The exhibit that was mentioned in the previous post is called the Nanny Project by DH Cooper, a photographer who is the Creative Strategist and In House coordinator for “Evoking History/Places with a Future,” a project of the Spoleto Festival USA in Charleston, South Carolina. Nanny Project is currently exhibited at the City Gallery in Charleston. Charlestonmag.com’s interview of the artist reveals that through “discarded photographs taken in the 1800s to the present of African-American nannies and the white children they helped raise, she examines the subjects, evaluates their social hierarchies, and then re-images the compositions, transferring the images to cloth, which she then embroiders and quilts. ‘By combining traditional crafts and manipulated photographs, DH Cooper questions the tradition and heightens the viewer’s awareness of contradictions that are still relevant today,” says co-curator Erin Glaze.’”
I was reading Mrs. Whaley’s Garden and stopped to look up some infomation
about it and found your comments online. I really had never even thought
about how my grandchildren’s lives are so very different from my own
childhood experiences until one evening recently. My grand daughters,
Grace (5) and Adelle(3) were staying overnight and Grace was having a hard
time falling asleep. She wanted another story and I began to tell her about
my life when was her age. We had two maids named Ruby. Big Ruby cared for
me in the mornings and Little Ruby took care in the afternoons. They cooked ,
cleaned, and really became by moms for me until I was twelve when we
moved from Texas to South Carolina. I briefly said life was so different then,
explaining a little bit about how they didn’t go to our schools, churches, didn’t
eat with us, etc. She teared up and asked me to tell her about my life again
but please leave out the bad parts about the black people.
It has made me so much more aware about how we took it all for granted .
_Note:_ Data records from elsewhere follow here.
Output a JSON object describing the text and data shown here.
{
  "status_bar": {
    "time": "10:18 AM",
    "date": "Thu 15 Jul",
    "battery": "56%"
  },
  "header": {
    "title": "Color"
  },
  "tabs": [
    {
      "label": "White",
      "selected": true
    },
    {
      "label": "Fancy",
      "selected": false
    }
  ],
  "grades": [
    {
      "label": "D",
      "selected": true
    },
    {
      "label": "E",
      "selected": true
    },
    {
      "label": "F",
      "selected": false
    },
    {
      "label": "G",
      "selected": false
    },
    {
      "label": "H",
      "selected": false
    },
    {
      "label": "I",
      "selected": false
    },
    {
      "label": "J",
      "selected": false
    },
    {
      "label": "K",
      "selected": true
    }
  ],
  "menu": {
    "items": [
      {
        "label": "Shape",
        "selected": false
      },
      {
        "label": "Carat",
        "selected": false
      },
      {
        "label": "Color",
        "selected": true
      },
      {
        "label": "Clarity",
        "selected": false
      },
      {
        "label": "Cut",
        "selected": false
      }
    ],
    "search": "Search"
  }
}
Thought you might like to hear about this.
Lacey Casteel Ellis
I think kids these days now instinctly know that the old segregation rules were unfair, Thank you for your comments.
Thank you for your comments and your wonderful story about your grand children. How instinctually children respond to unfairness. It’s great you are telling them about the past. At the right time they will understand and protest some of the lingering bits and pieces of racism they may encounter in the adult world.